I have never heard anyone but you say this ergo it is wrong.

You never heard the expression "bravi tutti"?
Nope. First time I ever encountered “bravi” was right above this. The first time I encountered “tutti” was your comment. I am from the US. It is a safe bet that as such I only speak one language and do so poorly.
To the others commenting on this comment: YHBT. HAND.
Look, if the update might "brick" my MBP, meaning break it irreparably, then I have a reason to care about this, and since it can't, I don't. It's a semantic difference but an important one.
It's partly the threading structure. If you ignore s subtree that seems uninteresting I think that helps what you're talking about.
I'd love to complain about all the meaningless parts of the article, but this website seems to detect my basic safety browser addons (uBlock Origin, uMatrix and Privacy Badger) and refuses to show me the content, giving me a lecture instead.

Most content is also available on non-spammy, ethical websites, and we shouldn't support bad actors.

> the usage of the word "bricked"

Well, this is not nitpicking. The word "bricked" has a meaning, and this is not what the article describes. From the title, I thought that this update was actually bricking the computer. Thanks to the commenters for pointing it wasn't the case.

and yet, there are responses here confirming that the bricking is indeed what happens in some cases. so yes, it is nitpicking.
It's not like "everyone bashes apple" is a more interesting conversation.

Short articles don't have much to discuss. There's no need to get mad that someone isn't laser-focused on the two sentences you think are most important.

Perhaps the HN crowd finally got wise and migrated away from Apple because:

1. their devices are (or are on a path of becoming) non-general purpose computing devices.

2. developers are treated like junk on the app store.

We'll see about (1) but (2) is unfortunately a structural problem that goes far beyond just Apple.

Developers are forced to operate in a "market" dominated by a few oligopolists that are obsessed with control, both on their own behalf and on the behalf of governments.

I'd imagine there is a word or phrase that describes this kind of situation, kind of like bike-shedding, but something more fitting.
No technology is discussed.
Something needs to be done about the default comment ordering or subthread collapsing ability on HN. I understand I can easily collapse a comment’s replies with a single tap in the correct tiny location, but that isn’t enough.

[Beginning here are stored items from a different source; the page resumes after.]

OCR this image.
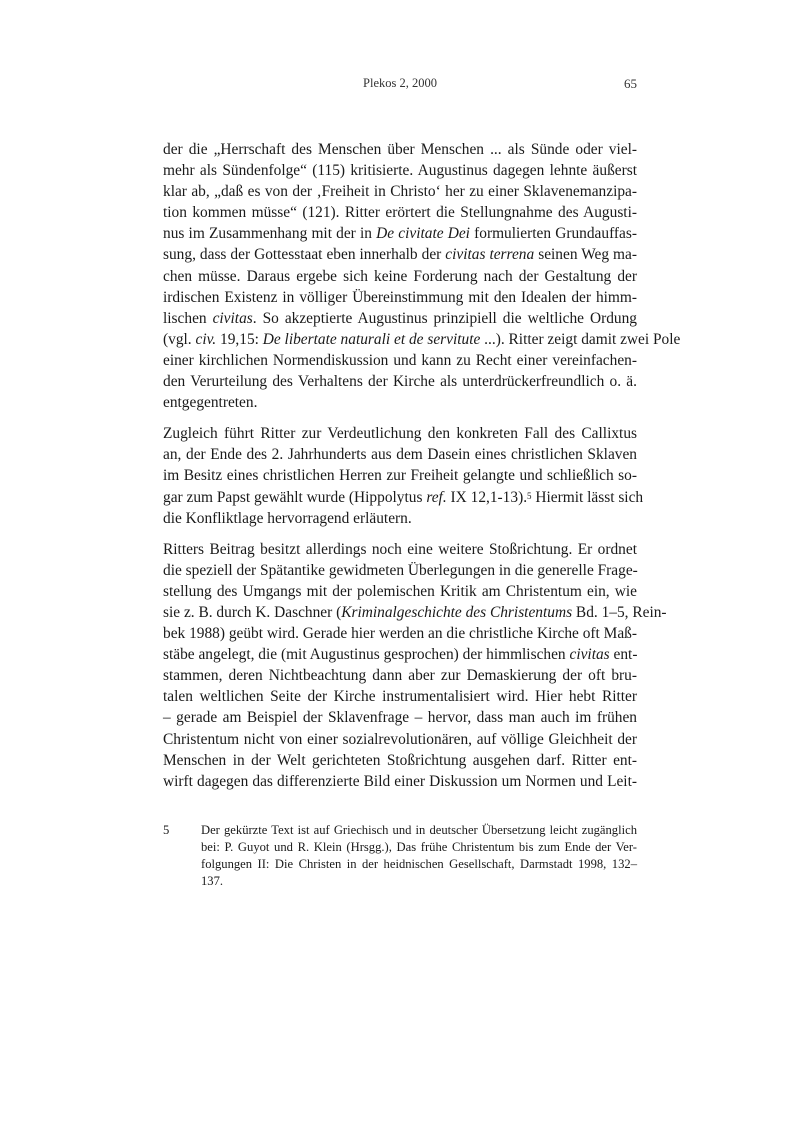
Plekos 2, 2000	65

der die „Herrschaft des Menschen über Menschen ... als Sünde oder viel-
mehr als Sündenfolge“ (115) kritisierte. Augustinus dagegen lehnte äußerst
klar ab, „daß es von der ‚Freiheit in Christo‘ her zu einer Sklavenemanzipa-
tion kommen müsse“ (121). Ritter erörtert die Stellungnahme des Augusti-
nus im Zusammenhang mit der in De civitate Dei formulierten Grundauffas-
sung, dass der Gottesstaat eben innerhalb der civitas terrena seinen Weg ma-
chen müsse. Daraus ergebe sich keine Forderung nach der Gestaltung der
irdischen Existenz in völliger Übereinstimmung mit den Idealen der himm-
lischen civitas. So akzeptierte Augustinus prinzipiell die weltliche Ordung
(vgl. civ. 19,15: De libertate naturali et de servitute ...). Ritter zeigt damit zwei Pole
einer kirchlichen Normendiskussion und kann zu Recht einer vereinfachen-
den Verurteilung des Verhaltens der Kirche als unterdrückerfreundlich o. ä.
entgegentreten.

Zugleich führt Ritter zur Verdeutlichung den konkreten Fall des Callixtus
an, der Ende des 2. Jahrhunderts aus dem Dasein eines christlichen Sklaven
im Besitz eines christlichen Herren zur Freiheit gelangte und schließlich so-
gar zum Papst gewählt wurde (Hippolytus ref. IX 12,1-13).$^5$ Hiermit lässt sich
die Konfliktlage hervorragend erläutern.

Ritters Beitrag besitzt allerdings noch eine weitere Stoßrichtung. Er ordnet
die speziell der Spätantike gewidmeten Überlegungen in die generelle Frage-
stellung des Umgangs mit der polemischen Kritik am Christentum ein, wie
sie z. B. durch K. Daschner (Kriminalgeschichte des Christentums Bd. 1–5, Rein-
bek 1988) geübt wird. Gerade hier werden an die christliche Kirche oft Maß-
stäbe angelegt, die (mit Augustinus gesprochen) der himmlischen civitas ent-
stammen, deren Nichtbeachtung dann aber zur Demaskierung der oft bru-
talen weltlichen Seite der Kirche instrumentalisiert wird. Hier hebt Ritter
– gerade am Beispiel der Sklavenfrage – hervor, dass man auch im frühen
Christentum nicht von einer sozialrevolutionären, auf völlige Gleichheit der
Menschen in der Welt gerichteten Stoßrichtung ausgehen darf. Ritter ent-
wirft dagegen das differenzierte Bild einer Diskussion um Normen und Leit-

5	Der gekürzte Text ist auf Griechisch und in deutscher Übersetzung leicht zugänglich
bei: P. Guyot und R. Klein (Hrsgg.), Das frühe Christentum bis zum Ende der Ver-
folgungen II: Die Christen in der heidnischen Gesellschaft, Darmstadt 1998, 132–
137.
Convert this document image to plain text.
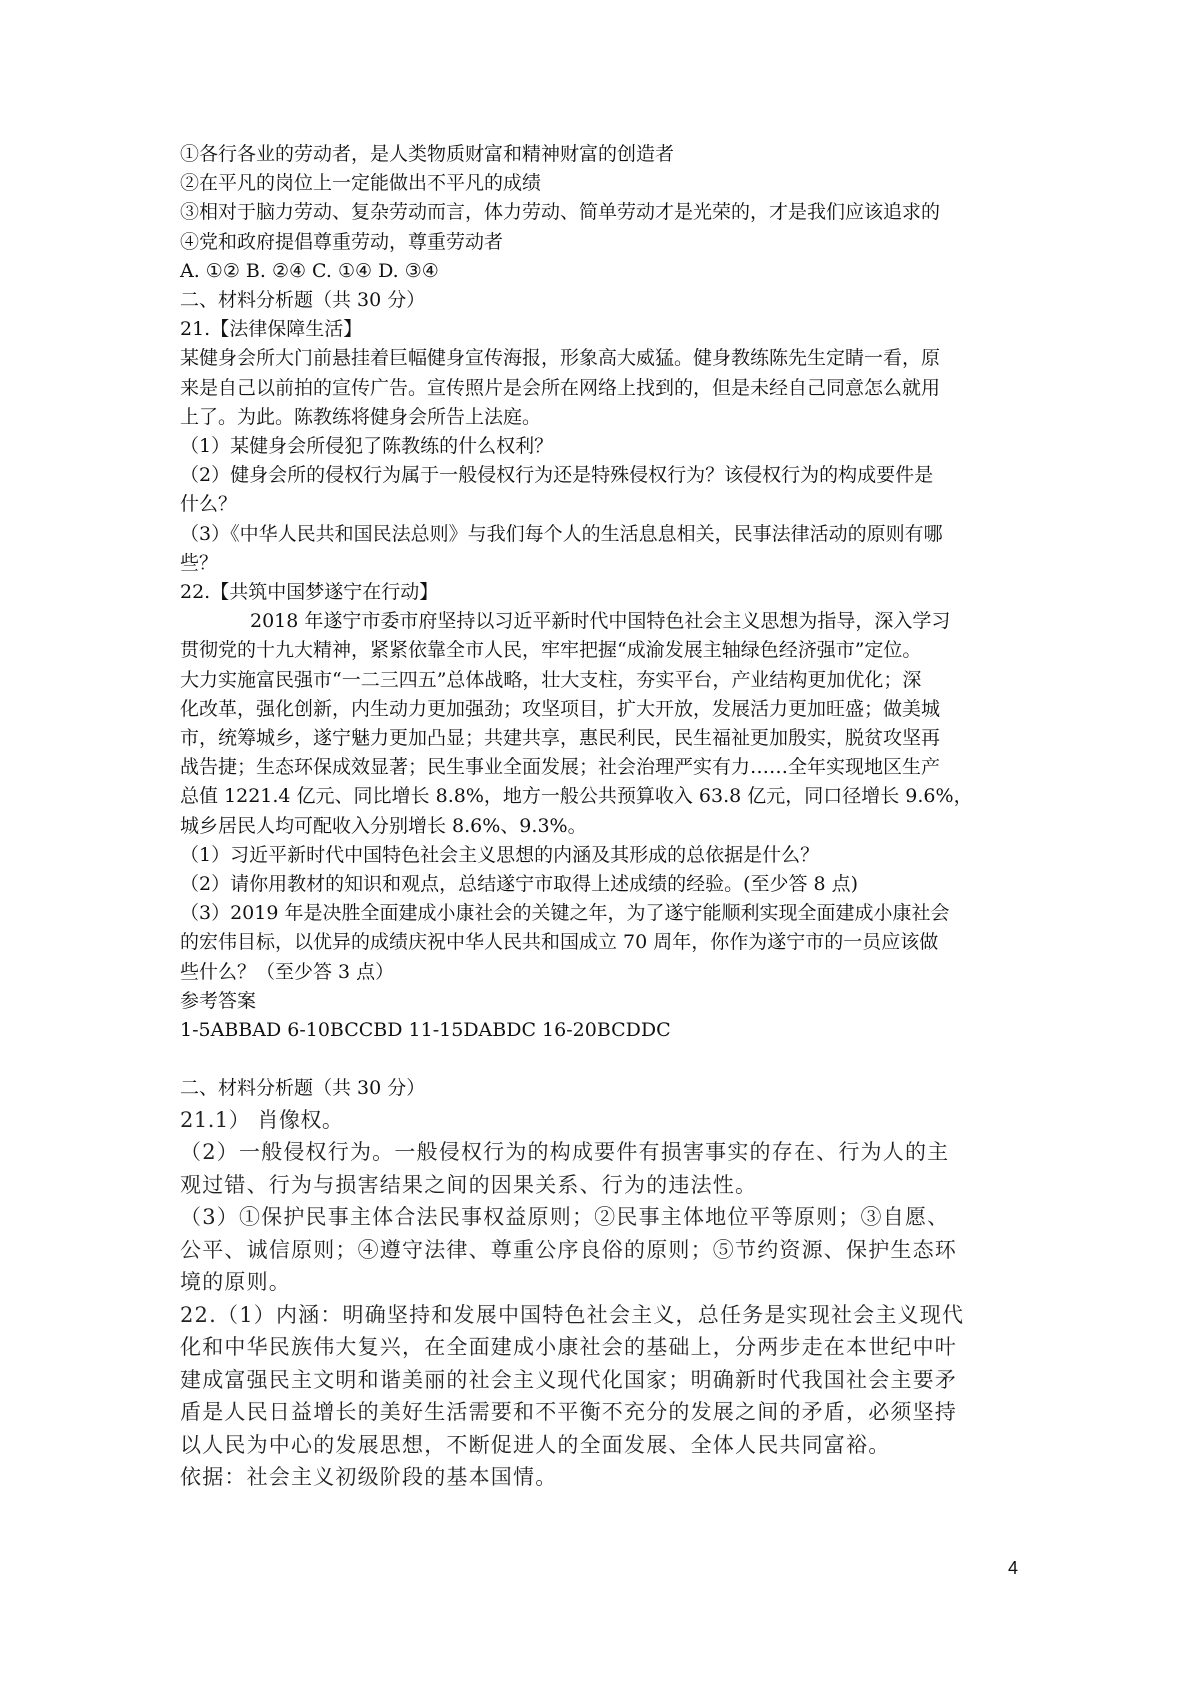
①各行各业的劳动者，是人类物质财富和精神财富的创造者

②在平凡的岗位上一定能做出不平凡的成绩

③相对于脑力劳动、复杂劳动而言，体力劳动、简单劳动才是光荣的，才是我们应该追求的

④党和政府提倡尊重劳动，尊重劳动者

A. ①② B. ②④ C. ①④ D. ③④

二、材料分析题（共 30 分）

21.【法律保障生活】

某健身会所大门前悬挂着巨幅健身宣传海报，形象高大威猛。健身教练陈先生定睛一看，原

来是自己以前拍的宣传广告。宣传照片是会所在网络上找到的，但是未经自己同意怎么就用

上了。为此。陈教练将健身会所告上法庭。

（1）某健身会所侵犯了陈教练的什么权利？

（2）健身会所的侵权行为属于一般侵权行为还是特殊侵权行为？该侵权行为的构成要件是

什么？

（3）《中华人民共和国民法总则》与我们每个人的生活息息相关，民事法律活动的原则有哪

些？

22.【共筑中国梦遂宁在行动】

2018 年遂宁市委市府坚持以习近平新时代中国特色社会主义思想为指导，深入学习

贯彻党的十九大精神，紧紧依靠全市人民，牢牢把握“成渝发展主轴绿色经济强市”定位。

大力实施富民强市“一二三四五”总体战略，壮大支柱，夯实平台，产业结构更加优化；深

化改革，强化创新，内生动力更加强劲；攻坚项目，扩大开放，发展活力更加旺盛；做美城

市，统筹城乡，遂宁魅力更加凸显；共建共享，惠民利民，民生福祉更加殷实，脱贫攻坚再

战告捷；生态环保成效显著；民生事业全面发展；社会治理严实有力……全年实现地区生产

总值 1221.4 亿元、同比增长 8.8%，地方一般公共预算收入 63.8 亿元，同口径增长 9.6%，

城乡居民人均可配收入分别增长 8.6%、9.3%。

（1）习近平新时代中国特色社会主义思想的内涵及其形成的总依据是什么？

（2）请你用教材的知识和观点，总结遂宁市取得上述成绩的经验。(至少答 8 点)

（3）2019 年是决胜全面建成小康社会的关键之年，为了遂宁能顺利实现全面建成小康社会

的宏伟目标，以优异的成绩庆祝中华人民共和国成立 70 周年，你作为遂宁市的一员应该做

些什么？（至少答 3 点）

参考答案

1-5ABBAD 6-10BCCBD 11-15DABDC 16-20BCDDC

二、材料分析题（共 30 分）

21.1） 肖像权。

（2）一般侵权行为。一般侵权行为的构成要件有损害事实的存在、行为人的主

观过错、行为与损害结果之间的因果关系、行为的违法性。

（3）①保护民事主体合法民事权益原则；②民事主体地位平等原则；③自愿、

公平、诚信原则；④遵守法律、尊重公序良俗的原则；⑤节约资源、保护生态环

境的原则。

22.（1）内涵：明确坚持和发展中国特色社会主义，总任务是实现社会主义现代

化和中华民族伟大复兴，在全面建成小康社会的基础上，分两步走在本世纪中叶

建成富强民主文明和谐美丽的社会主义现代化国家；明确新时代我国社会主要矛

盾是人民日益增长的美好生活需要和不平衡不充分的发展之间的矛盾，必须坚持

以人民为中心的发展思想，不断促进人的全面发展、全体人民共同富裕。

依据：社会主义初级阶段的基本国情。

4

I became increasingly fatigued as I scrolled down seeing reply after reply to the top comment all arguing over the definition of “bricked”, assuming that surely at any moment I’d reach the bottom of the subthread and be able to move on to read something more useful. Finally I became frustrated enough to scroll to the top and collapse the parent comment, and that worked this time, but the issue is that it isn’t always the top comment on the page you want to collapse, so it becomes a blind hunt for the correct comment to collapse. You probably won’t remember the exact indentation depth of the comment you need to collapse so you’re stuck deciding whether to waste time looking for it or tough out trying to scroll to the bottom of the subthread (while continuously getting excited then disappointed every time the indentation shifts left and you’re tricked into thinking you’ve finally reached the end). It’s a daily annoyance but I’m not sure what could remedy it.

Also I’ve read that submissions with too much early comment activity get removed automatically for seemingly being too controversial. If so then maybe that rule should apply to comments as well. Controversial comments could automatically sink lower despite upvote count, as well as older comments.

You've described the best part of HN for me because I can always count on learning something super obscure but alos super interesting that nobody else would have thought of.
If only there were some way for article writers to avoid this trap.
It appears you created this account just to make this massively derailing comment.

Regardless of what you think about HN comments, this is antisocial behavior, and can't possibly raise the quality of discussion.

It could raise the quality of discussion in the future if it discourages people who nitpick definitions from doing it again.